All thrillers, bar one for my July reads.
35 The Maidens - Alex Michaelides - Killer on the loose among Cambridge under graduates. Alright, not fantastic and somewhat implausible.
36The Secret Place - Tana French. (audio) This was so long about 19 discs if I remember rightly I thought I'd never find out who done it this side of Christmas
but good nevertheless, set in a girls boarding school in Dublin, where a boy from neighbouring boys school was found in their grounds with his head caved in. The male narrator was brilliant at getting into teenage girl character, lots of "OMG and Hello!" in that off hand way girls talk these days.....yes it was a long time getting to the conclusion but whiled away the time when doing a pile of ironing!
37 Greenwich Park - Katherine Faulkner I remember I enjoyed this debut novel even though I've forgotten some of the plot, I know that because my husband picked it up and started reading it, but it had to go back to the library before he finished and I couldn't renew it .....he asked me to fill him and well that finer detail eluded me, but I whizzed through it. Again like the Maidens, partly set in the present around Greenwich and ten or so years prior to that when the main characters were students at Cambridge......and of course there is a murder at the heart of the story.
38 Follow You - Peter James (audio) Not one of his Roy Grace's.
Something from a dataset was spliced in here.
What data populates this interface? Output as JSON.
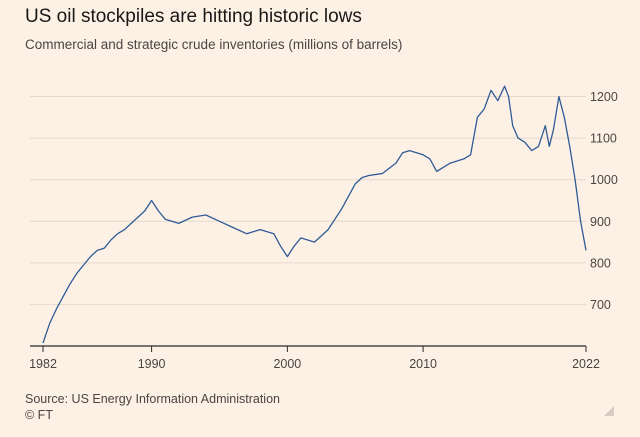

Main character creepy doctor fixated on woman he momentarily claps eyes on when he nearly runs over her at traffic lights and who later on enters his social circle. Not bad, again helped with polishing off the ironing.
37 The Vanishing Half - Brit Bennet, I saved the best till last. I loved this book it had a similar quality to Crawdads in that it had a theme that stays with the reader. It's the story of very light skinned, black twins, in the book they were described as coloured, the author's words who is black herself. Growing up in a small town in Louisiana. They run away from home to New Orleans when they are 16 and eventually take very separate paths in life. One twin marries a black man who is violent towards her, she leaves him and returns to the small town where she was raised with a daughter in tow. The other twin marries a white man, again has a daughter and lives a very different life in Los Angeles, erasing all traces of her previous identity to live the life of a wealthy white woman. Racial prejudice, racial identity, gender identity and motherhood are all very central to the narrative. Definitely one of the best books I've read so far this year.